Apple officially announced sweeping changes to iOS in Brazil on June 18, 2026, following a binding agreement with the country’s competition regulator CADE — opening alternative app marketplaces, third-party payments, and revised commission structures for the first time in the market. The update, detailed in Apple’s Brazil newsroom announcement, ships as part of iOS 26.5 with a developer license deadline of July 6, 2026.
This is not a minor policy tweak. It is the same regulatory pattern already seen in the EU, Japan, and potentially the UK and Australia: antitrust pressure forces Apple to loosen App Store control, and the company complies while building its own countermeasures.
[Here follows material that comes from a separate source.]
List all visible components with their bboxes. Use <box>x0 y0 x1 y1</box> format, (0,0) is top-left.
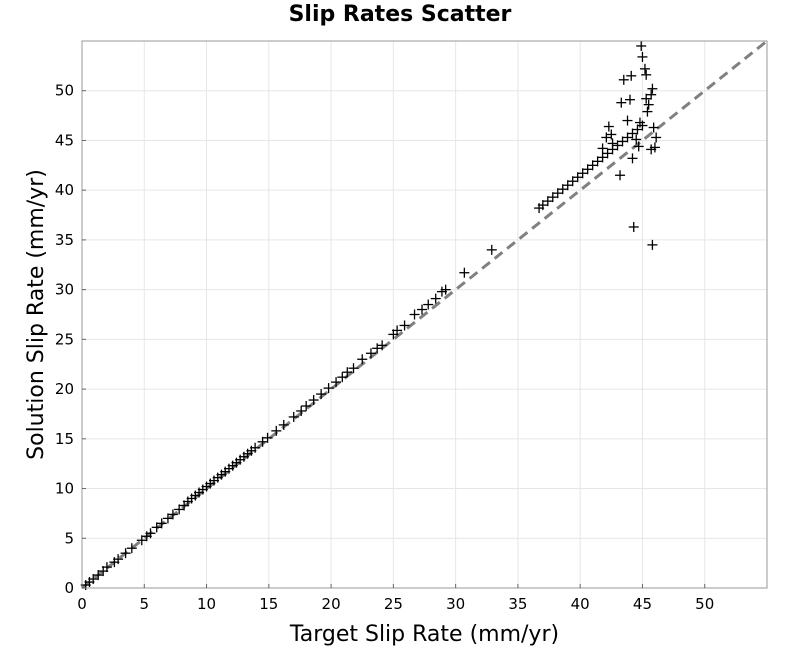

For Brazilian users and developers, the practical impact is faster access to alternative distribution and payment paths, but with new fees, notarization requirements, and reduced Apple refund support for non-App Store transactions.
What developers can now do on iOS in Brazil
Developers can now choose between several distribution and payment paths, each with different costs and protections:
- App Store distribution remains available. Commissions drop to 10% for most developers in the Small Business Program, Video Partner Program, Mini Apps Partner Program, or subscriptions after the first year. Otherwise, the standard rate is 21%. An additional 5% fee applies when using Apple In-App Purchase, per Apple’s developer newsroom.
- Alternative app marketplaces are now permitted, but Apple must authorize them, and they must meet ongoing requirements. Apps outside the App Store bypass App Review but do not get the same privacy, security, or child-safety protections, as MacRumors’ coverage of the Brazil change notes.
- Alternative payment processing is allowed inside App Store apps and via web links. However, Apple will not issue refunds for these transactions, and users lose some fraud and scam protections. A 15% commission applies to web-linked transactions for digital goods, reduced to 10% for eligible developer programs.
- Core Technology Commission applies at 5% to digital goods and services sold outside the App Store, including paid apps. This replaces the older Core Technology Fee and covers tools and technologies Apple provides to developers.
New protections and guardrails
Apple frames these changes as balanced: developer choice expanded, but user safety preserved. The company introduced Notarization, a baseline review for all iOS apps distributed outside the App Store, combining automated checks with human review to catch malware and serious threats. Notarization is less comprehensive than full App Review, but it signals Apple is not leaving the ecosystem unguarded.
For younger users, Apple added explicit protections: apps in the Kids category cannot include web transaction links, and users under 18 must use a parental gate for alternative payments. Apple is also developing an API so parents can monitor and approve purchases made outside Apple In-App Purchase.
Why Brazil’s App Store shift matters
Brazil becomes the latest major market where Apple must share App Store control. The commission reductions and new distribution options will likely accelerate local developer experimentation, especially among smaller studios that previously faced the full 30% fee. However, the 5% Core Technology Commission and 15% web-link fee mean developers still pay Apple for access to iOS users, just through different mechanisms.
The July 6, 2026 deadline is the immediate action item. All Apple Developer Program members must agree to the updated license agreement by that date to use the new options, according to Apple’s developer announcement.
Bottom line: Apple’s CADE-driven Brazil update opens alternative app marketplaces and payment paths on iOS 26.5, cuts some commissions to 10–21%, adds a 5% Core Technology Commission for external distribution, and layers in Notarization plus under-18 purchase protections. Primary sources: Apple’s official Brazil newsroom announcement, Apple’s developer newsroom, and MacRumors’ reporting on the June 18 change.